What is going on? Can anyone marry his house? Is it possible that Dayanita Singh is an artist from Goa, whose work cannot be understood without connecting the dots to Saligao? In the simple nativist logic with which we were brought up – and as another artist of Goanese origin, who is currently in Lisbon, recently asked me – can someone’s native village change?

It would make no sense to produce flippant or easy answers to any of these questions (except for the last one: yes, of course, our home villages can and do change regularly, even in the traditional calculation of Goa). Instead, it is worth dwelling on the exceptional setting built by the Saligao Institute, where Goans who have settled all over the world have come together over generations to create and nurture a democratic space where all members are equal and where everyone is welcome.

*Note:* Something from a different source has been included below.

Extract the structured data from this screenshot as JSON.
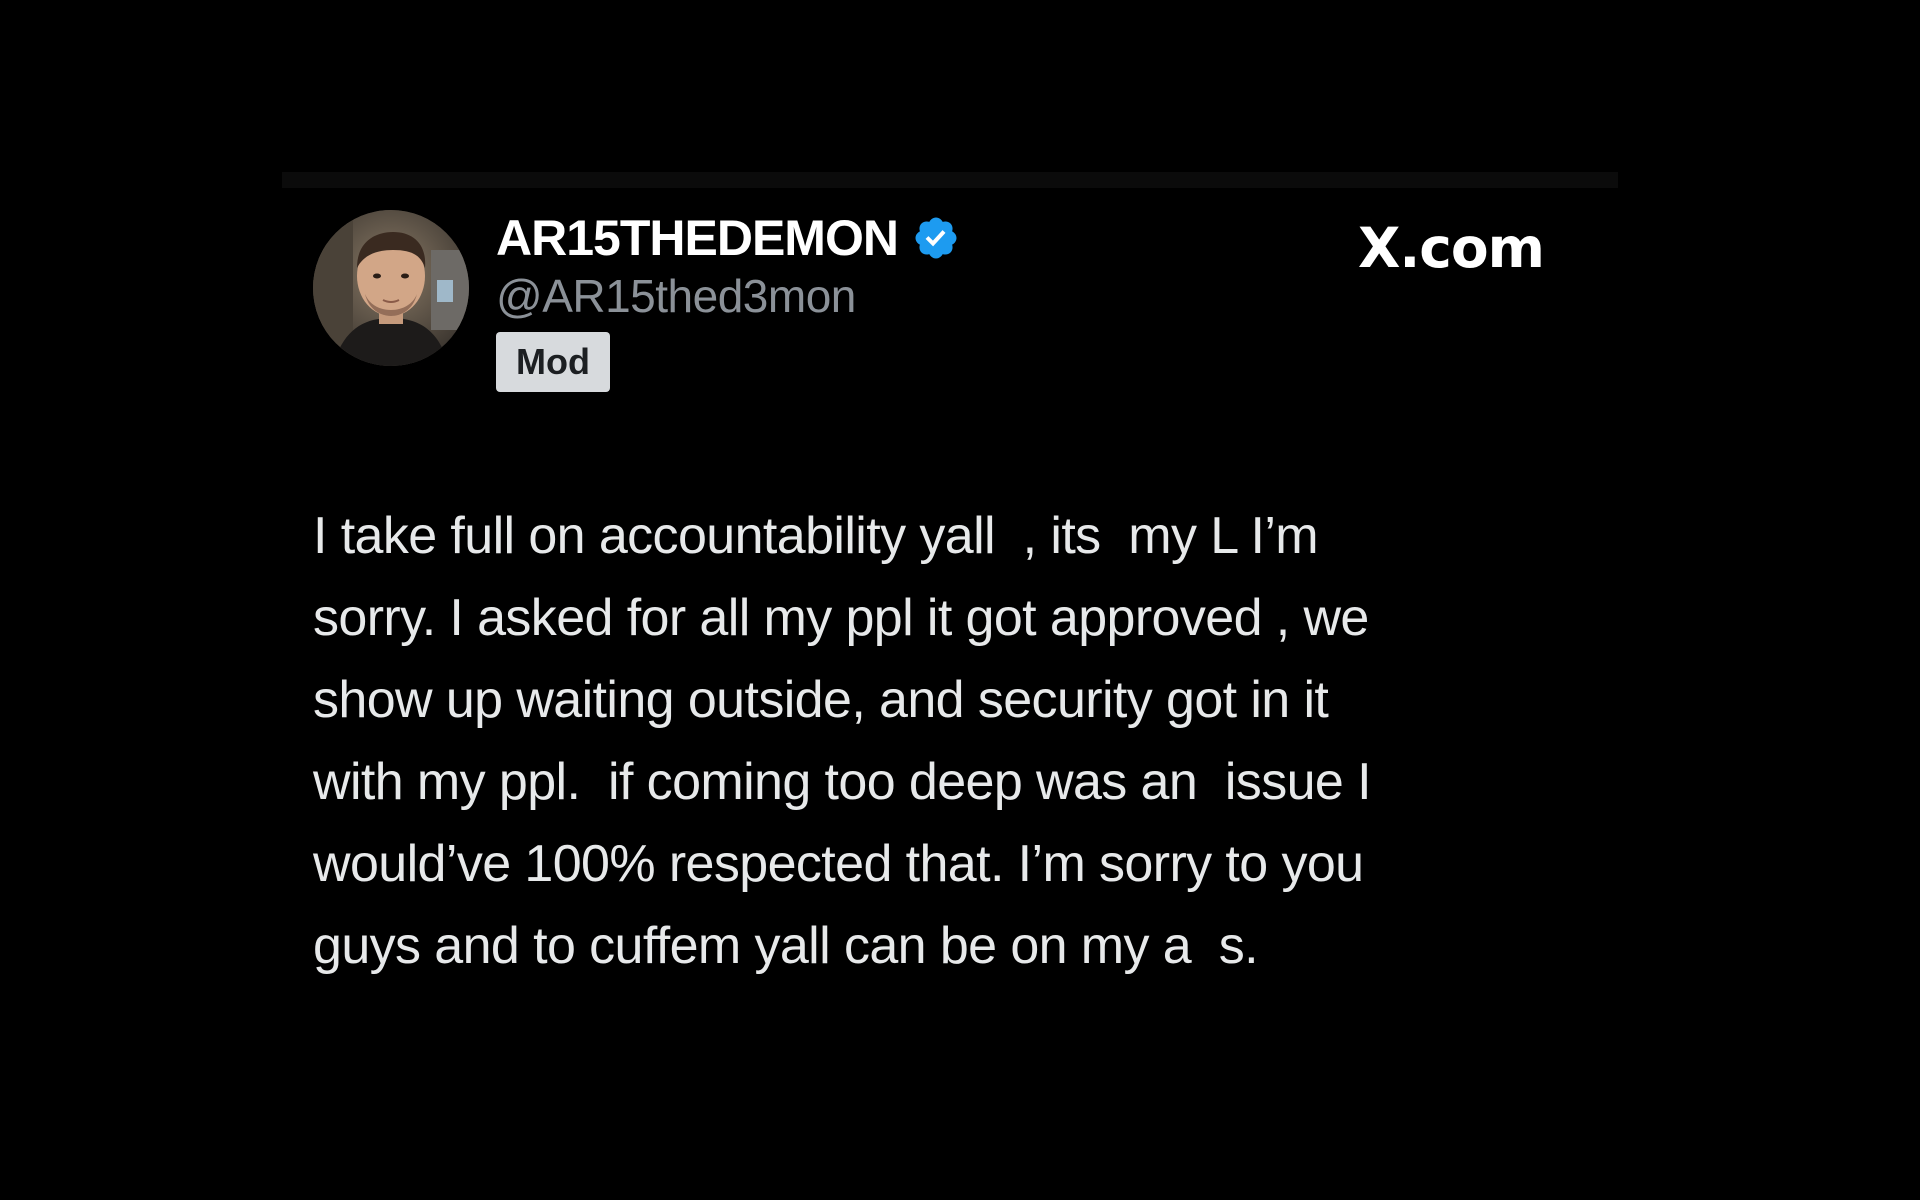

In this regard, it is very helpful – it may sound crazy to any expert in the art world – to understand Dayanita Singh’s book launch in the context of the cheerful and bright weekly Made in Saligao community market that s has established itself as an unbeatable platform for – as they describe themselves – “the ladies of Saligao to exhibit their wares”.

There’s good food, all kinds of local produce, all kinds of crafts, and endless supplies of good humor. Check it out, and of course everything makes sense. Naturally, this was the right and most appropriate place for another lady from Saligao to exhibit her own work – it makes no difference that this particular offering was custom designed in Germany on bespoke paper, with the binding the most meticulously crafted in the world.

There’s a lot more to say, understand, and acknowledge, but what you need to know is that every element of the Saligao Institute’s wondrous Pustakachem Fest went marvelously well on the sidelines of the Community Market this Tuesday. When the sun went down, another table was added to the lineup, and the proud and happy Saligaokars celebrated one of their own in the way she cherishes the most. She revealed another key truth: India’s greatest living artist is quite deeply Made in Saligao herself.